Friday's court ruling could reverse a trend started by the FEC rules, and aggravated by the Supreme Court's 2010 Citizens United decision, that led to an explosion in undisclosed contributions to electoral efforts. The percentage of independent spending that went undisclosed jumped from 1 percent in 2006 to 43.8 percent in 2010, according to the Center for Responsive Politics.
Advertisements falling under the rubric of "electioneering communications" include those run against President Barack Obama by the American Energy Alliance and Americans for Prosperity, both non-profits linked to the Koch brothers. All ads run by the U.S. Chamber of Commerce are classified as "electioneering communications." The ruling would require for the first time that contributions to these groups, and many more, be disclosed.
Rep. Chris Van Hollen (D-Md.) challenged these FEC rules in 2011, arguing that the rules preventing disclosure were an unlawful interpretation of the plain language of the McCain-Feingold campaign finance reform law, which mandated disclosure of these donors. Therefore, he said, they should be tossed out by the court.
"This is good news for our democracy and for voters - this victory will compel the FEC to require enhanced disclosures of the funders of campaign-related advertisements," Van Hollen said in a statement.
Judge Amy Berman Jackson stated Friday in her ruling that, "there is no question that the regulation promulgated by the FEC directly contravenes the Congressional goal of increasing transparency and disclosure in electioneering communications."
"In sum, the Court finds that Congress spoke plainly, that Congress did not delegate authority to the FEC to narrow the disclosure requirement through agency rulemaking, and that a change in the reach of the statute brought about by a Supreme Court ruling did not render plain language, which is broad enough to cover the new circumstances, to be ambiguous," the ruling continued. "The agency cannot unilaterally decide to take on a quintessentially legislative function; if sound policy suggests that the statute needs tailoring in the wake of WRTL or Citizens United, it is up to Congress to do it."
Fred Wertheimer, the president of campaign finance watchdog group Democracy 21 and another one of the lawyers representing Van Hollen, said in a statement, "Now it is the FEC’s turn to act. Democracy 21 calls on the FEC to conduct an immediate rulemaking procedure. The FEC must get new rules in place promptly to ensure that outside spenders making electioneering communications disclose the donors funding these campaign related expenditures."
While the ruling unambiguously states that the FEC's rules on electioneering communications are in contravention of congressional intent and should be invalidated, the next step remains murky.
"If this ruling stood and this was the end of it, we'd have much more disclosure," explained University of California-Irvine law professor Rick Hasen. "I don't think that this is going to be the end of it."
On his Election Law Blog, Hasen laid out five possibilities of what could transpire in the wake of this decision, including the FEC immediately writing new, appropriate rules or an appeal from the FEC, prolonging the court challenge. The FEC requires four votes from its six commissioners to appeal a decision.

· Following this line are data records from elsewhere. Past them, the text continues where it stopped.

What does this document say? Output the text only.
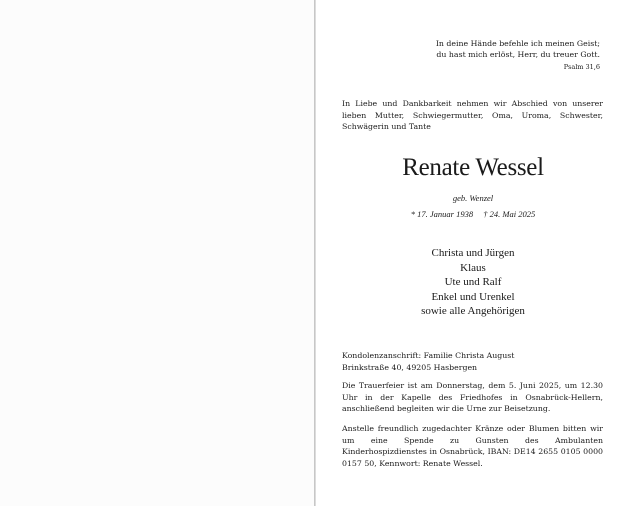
In deine Hände befehle ich meinen Geist;
du hast mich erlöst, Herr, du treuer Gott.
Psalm 31,6
In Liebe und Dankbarkeit nehmen wir Abschied von unserer lieben Mutter, Schwiegermutter, Oma, Uroma, Schwester, Schwägerin und Tante
Renate Wessel
geb. Wenzel
* 17. Januar 1938 † 24. Mai 2025
Christa und Jürgen
Klaus
Ute und Ralf
Enkel und Urenkel
sowie alle Angehörigen
Kondolenzanschrift: Familie Christa August
Brinkstraße 40, 49205 Hasbergen
Die Trauerfeier ist am Donnerstag, dem 5. Juni 2025, um 12.30 Uhr in der Kapelle des Friedhofes in Osnabrück-Hellern, anschließend begleiten wir die Urne zur Beisetzung.
Anstelle freundlich zugedachter Kränze oder Blumen bitten wir um eine Spende zu Gunsten des Ambulanten Kinderhospizdienstes in Osnabrück, IBAN: DE14 2655 0105 0000 0157 50, Kennwort: Renate Wessel.
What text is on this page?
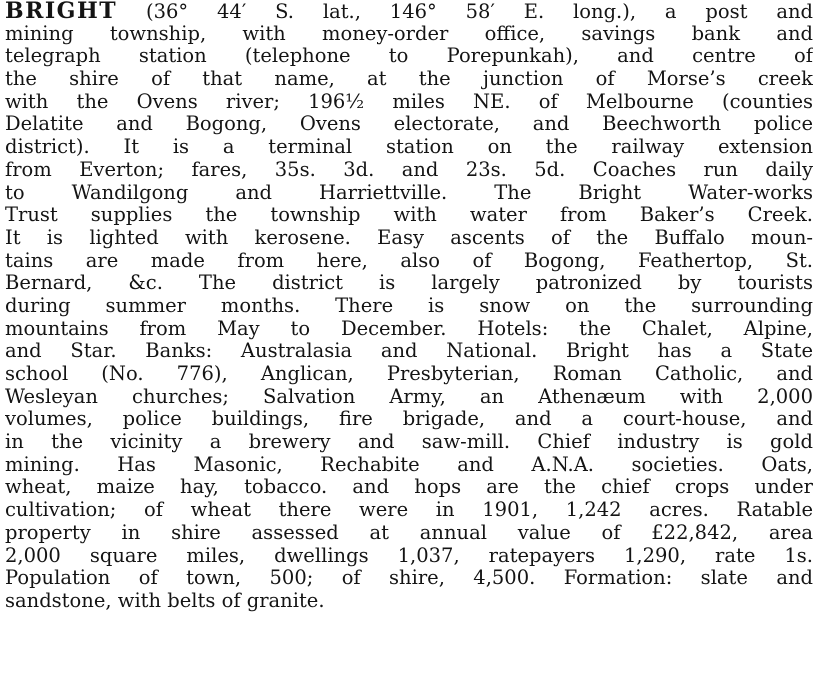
BRIGHT (36° 44′ S. lat., 146° 58′ E. long.), a post and
mining township, with money-order office, savings bank and
telegraph station (telephone to Porepunkah), and centre of
the shire of that name, at the junction of Morse’s creek
with the Ovens river; 196½ miles NE. of Melbourne (counties
Delatite and Bogong, Ovens electorate, and Beechworth police
district). It is a terminal station on the railway extension
from Everton; fares, 35s. 3d. and 23s. 5d. Coaches run daily
to Wandilgong and Harriettville. The Bright Water-works
Trust supplies the township with water from Baker’s Creek.
It is lighted with kerosene. Easy ascents of the Buffalo moun-
tains are made from here, also of Bogong, Feathertop, St.
Bernard, &c. The district is largely patronized by tourists
during summer months. There is snow on the surrounding
mountains from May to December. Hotels: the Chalet, Alpine,
and Star. Banks: Australasia and National. Bright has a State
school (No. 776), Anglican, Presbyterian, Roman Catholic, and
Wesleyan churches; Salvation Army, an Athenæum with 2,000
volumes, police buildings, fire brigade, and a court-house, and
in the vicinity a brewery and saw-mill. Chief industry is gold
mining. Has Masonic, Rechabite and A.N.A. societies. Oats,
wheat, maize hay, tobacco. and hops are the chief crops under
cultivation; of wheat there were in 1901, 1,242 acres. Ratable
property in shire assessed at annual value of £22,842, area
2,000 square miles, dwellings 1,037, ratepayers 1,290, rate 1s.
Population of town, 500; of shire, 4,500. Formation: slate and
sandstone, with belts of granite.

"This is a good day for those who want to shine light on who's funding our elections," Hasen said. "These things are years in the making. People who think that this is going to solve all the problems immediately are probably going to be disappointed."
The efforts by the Van Hollen team will also continue, according to the statement from Wertheimer. He explained that the legal team will now consult on "a potential second lawsuit challenging the FEC disclosure regulations that have gutted the contribution disclosure requirements for outside groups making independent expenditures."
Independent expenditures are election expenses that do call for the election or defeat of a candidate. This type of spending is what corporations and unions were freed to spend money on in the Supreme Court's Citizens United ruling.